Models are even converging/aligning to brains
Raises an open question: Does increased alignment thus predict downstream performance?

paper restricts itself vector embeddings as representations
kernel of a representation: the similarity structure it induces (Kornblith et al. 2019; Klabunde et al., 2023)
- need to read more about KCA

This section tries to undercover which mechanism is causing models to converge. Outlines a few contenders

Task Generality
- Each data point and task places an additional constraint on the model. The more complex the tasks, the number of representation that can satisfy the constraints grows smaller.
- General tasks demand specific solutions
Model Capacity
Simplicity Bias

If we believe that models are in fact converging, then to what end? what is the final destination?

The central hypothesis of the paper: the representaiton we are converging on is an accurate statstical model of the underling reality that generates our observations
- I find the wording here insteresting. "The underling reality that generates our observations" seems verbose, why not just say the world? there must be something specific the authors are trying to convey here.
Ha, next section they address exactly this.
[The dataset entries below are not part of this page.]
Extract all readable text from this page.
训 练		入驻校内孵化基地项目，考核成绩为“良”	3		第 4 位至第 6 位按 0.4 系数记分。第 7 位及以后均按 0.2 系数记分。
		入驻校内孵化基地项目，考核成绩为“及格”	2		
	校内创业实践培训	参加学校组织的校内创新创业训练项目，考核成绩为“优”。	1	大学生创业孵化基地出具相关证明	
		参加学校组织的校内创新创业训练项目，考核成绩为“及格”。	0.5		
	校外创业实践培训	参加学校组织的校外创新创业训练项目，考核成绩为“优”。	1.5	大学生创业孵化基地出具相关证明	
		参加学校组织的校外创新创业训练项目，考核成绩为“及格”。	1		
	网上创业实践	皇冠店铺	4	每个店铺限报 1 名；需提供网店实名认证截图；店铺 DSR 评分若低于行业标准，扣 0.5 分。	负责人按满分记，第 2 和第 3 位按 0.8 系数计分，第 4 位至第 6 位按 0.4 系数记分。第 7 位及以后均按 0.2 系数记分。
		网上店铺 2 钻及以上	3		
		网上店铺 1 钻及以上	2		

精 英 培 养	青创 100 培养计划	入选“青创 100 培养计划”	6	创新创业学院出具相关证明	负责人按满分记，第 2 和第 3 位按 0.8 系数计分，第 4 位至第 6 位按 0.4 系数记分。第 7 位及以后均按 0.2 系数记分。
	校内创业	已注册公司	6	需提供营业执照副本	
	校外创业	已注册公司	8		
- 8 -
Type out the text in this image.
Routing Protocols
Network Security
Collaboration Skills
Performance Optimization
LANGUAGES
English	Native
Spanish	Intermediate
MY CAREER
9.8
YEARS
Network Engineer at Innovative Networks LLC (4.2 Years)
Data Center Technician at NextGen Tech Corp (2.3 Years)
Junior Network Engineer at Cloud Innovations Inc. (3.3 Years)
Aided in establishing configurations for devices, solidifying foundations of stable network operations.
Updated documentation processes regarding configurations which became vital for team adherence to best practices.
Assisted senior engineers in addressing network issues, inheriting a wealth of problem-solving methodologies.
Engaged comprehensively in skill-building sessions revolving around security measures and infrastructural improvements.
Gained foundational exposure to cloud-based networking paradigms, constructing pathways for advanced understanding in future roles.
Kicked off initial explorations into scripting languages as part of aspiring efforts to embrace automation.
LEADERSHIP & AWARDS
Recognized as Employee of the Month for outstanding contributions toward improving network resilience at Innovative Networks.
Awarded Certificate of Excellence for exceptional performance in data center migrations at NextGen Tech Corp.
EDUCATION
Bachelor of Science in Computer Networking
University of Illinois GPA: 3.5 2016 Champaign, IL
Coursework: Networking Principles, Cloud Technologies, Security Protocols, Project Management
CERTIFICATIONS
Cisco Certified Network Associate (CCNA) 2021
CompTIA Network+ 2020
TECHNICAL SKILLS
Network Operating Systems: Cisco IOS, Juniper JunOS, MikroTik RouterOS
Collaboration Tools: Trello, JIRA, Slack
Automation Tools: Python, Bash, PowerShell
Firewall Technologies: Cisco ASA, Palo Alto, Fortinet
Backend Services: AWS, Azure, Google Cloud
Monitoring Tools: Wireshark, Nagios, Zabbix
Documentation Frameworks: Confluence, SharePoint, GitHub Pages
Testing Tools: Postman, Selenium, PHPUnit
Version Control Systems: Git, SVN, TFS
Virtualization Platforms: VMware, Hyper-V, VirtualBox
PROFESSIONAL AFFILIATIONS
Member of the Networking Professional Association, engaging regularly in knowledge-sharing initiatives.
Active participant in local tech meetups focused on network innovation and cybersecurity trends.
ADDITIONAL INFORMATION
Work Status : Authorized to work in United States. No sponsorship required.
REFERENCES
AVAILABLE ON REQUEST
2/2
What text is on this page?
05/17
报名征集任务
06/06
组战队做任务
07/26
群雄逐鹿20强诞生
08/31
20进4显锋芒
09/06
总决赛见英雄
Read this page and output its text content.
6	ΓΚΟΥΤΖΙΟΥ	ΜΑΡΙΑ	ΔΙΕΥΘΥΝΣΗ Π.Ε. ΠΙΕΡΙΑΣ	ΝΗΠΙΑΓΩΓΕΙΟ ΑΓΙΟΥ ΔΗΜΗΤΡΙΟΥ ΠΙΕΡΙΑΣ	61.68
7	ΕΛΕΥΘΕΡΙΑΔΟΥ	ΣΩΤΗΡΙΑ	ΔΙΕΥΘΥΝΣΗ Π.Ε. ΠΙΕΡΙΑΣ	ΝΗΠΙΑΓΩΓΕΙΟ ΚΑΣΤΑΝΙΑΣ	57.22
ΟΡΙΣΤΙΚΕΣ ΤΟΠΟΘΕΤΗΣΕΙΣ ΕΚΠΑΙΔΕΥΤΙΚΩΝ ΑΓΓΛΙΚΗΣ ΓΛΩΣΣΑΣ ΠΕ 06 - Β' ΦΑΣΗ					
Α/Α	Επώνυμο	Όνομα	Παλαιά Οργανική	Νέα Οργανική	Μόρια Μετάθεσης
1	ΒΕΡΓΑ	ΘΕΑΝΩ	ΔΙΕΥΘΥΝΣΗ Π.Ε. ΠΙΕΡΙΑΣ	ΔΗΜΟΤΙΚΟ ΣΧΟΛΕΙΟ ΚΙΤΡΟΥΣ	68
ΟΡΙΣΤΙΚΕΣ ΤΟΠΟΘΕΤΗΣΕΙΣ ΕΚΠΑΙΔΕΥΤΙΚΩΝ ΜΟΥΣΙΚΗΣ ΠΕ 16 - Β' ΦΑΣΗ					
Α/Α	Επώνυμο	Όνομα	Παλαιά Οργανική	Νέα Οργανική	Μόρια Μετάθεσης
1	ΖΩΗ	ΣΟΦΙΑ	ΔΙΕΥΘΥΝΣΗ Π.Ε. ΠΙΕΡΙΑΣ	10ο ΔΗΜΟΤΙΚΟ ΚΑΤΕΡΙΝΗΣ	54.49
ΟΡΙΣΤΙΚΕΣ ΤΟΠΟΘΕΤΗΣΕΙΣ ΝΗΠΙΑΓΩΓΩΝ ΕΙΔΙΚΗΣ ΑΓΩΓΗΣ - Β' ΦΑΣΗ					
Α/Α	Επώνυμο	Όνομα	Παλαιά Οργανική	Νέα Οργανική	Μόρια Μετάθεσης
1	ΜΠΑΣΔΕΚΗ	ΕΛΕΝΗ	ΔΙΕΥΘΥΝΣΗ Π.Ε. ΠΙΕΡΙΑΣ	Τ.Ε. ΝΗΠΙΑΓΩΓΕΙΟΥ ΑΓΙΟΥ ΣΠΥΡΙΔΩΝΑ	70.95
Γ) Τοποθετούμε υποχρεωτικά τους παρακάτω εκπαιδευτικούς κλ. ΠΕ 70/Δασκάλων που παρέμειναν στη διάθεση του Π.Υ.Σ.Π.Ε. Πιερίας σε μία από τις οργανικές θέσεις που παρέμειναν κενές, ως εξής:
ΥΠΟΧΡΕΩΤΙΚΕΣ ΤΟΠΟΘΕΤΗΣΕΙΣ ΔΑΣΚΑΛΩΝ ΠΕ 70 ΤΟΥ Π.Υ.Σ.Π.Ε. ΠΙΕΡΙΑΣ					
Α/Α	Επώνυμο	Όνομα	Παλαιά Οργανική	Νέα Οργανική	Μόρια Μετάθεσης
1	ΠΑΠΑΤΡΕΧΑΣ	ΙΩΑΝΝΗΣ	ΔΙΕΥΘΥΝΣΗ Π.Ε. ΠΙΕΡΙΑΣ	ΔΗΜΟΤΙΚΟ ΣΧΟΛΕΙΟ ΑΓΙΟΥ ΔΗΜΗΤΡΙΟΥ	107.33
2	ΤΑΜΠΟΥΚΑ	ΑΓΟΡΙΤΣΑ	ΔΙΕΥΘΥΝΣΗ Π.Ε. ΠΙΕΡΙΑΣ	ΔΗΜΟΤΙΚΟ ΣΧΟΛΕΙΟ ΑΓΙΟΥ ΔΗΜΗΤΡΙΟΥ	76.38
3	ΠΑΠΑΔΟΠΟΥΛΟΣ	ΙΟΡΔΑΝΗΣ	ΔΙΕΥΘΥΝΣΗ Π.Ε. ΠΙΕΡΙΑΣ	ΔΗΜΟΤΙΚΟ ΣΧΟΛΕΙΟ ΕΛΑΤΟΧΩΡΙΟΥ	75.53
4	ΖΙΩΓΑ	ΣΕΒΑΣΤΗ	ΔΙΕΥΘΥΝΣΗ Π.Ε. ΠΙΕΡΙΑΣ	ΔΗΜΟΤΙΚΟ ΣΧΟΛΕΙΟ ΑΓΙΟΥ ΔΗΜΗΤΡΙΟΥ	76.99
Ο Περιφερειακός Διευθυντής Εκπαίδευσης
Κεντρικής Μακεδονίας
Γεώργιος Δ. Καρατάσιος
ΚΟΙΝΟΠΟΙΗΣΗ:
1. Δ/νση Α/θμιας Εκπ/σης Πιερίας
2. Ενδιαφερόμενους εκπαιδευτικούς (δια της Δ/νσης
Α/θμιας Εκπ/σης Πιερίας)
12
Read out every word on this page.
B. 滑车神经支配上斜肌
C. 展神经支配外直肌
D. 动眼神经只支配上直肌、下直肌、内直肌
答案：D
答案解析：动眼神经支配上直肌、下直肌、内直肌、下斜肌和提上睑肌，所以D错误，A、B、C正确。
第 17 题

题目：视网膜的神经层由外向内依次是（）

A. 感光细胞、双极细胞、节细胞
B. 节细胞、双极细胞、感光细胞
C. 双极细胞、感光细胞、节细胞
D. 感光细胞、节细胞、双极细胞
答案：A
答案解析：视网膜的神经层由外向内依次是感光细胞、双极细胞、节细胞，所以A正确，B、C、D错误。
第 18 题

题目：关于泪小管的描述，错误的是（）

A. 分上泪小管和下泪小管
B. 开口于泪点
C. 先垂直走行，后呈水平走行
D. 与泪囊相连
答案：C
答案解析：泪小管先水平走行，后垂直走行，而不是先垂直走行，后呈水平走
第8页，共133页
scale is sufficient but not efficient
- yes, scale will get us there, but some methods will get us there faster than others
Training data can be shared across modalities
1. the PRH claims that there exists some modality agnostic underlying representation of (observable) reality, and therefore using both image and language data should help find it
  1. this extends to all forms of data that are approximators of reality -- audio, sensor data etc.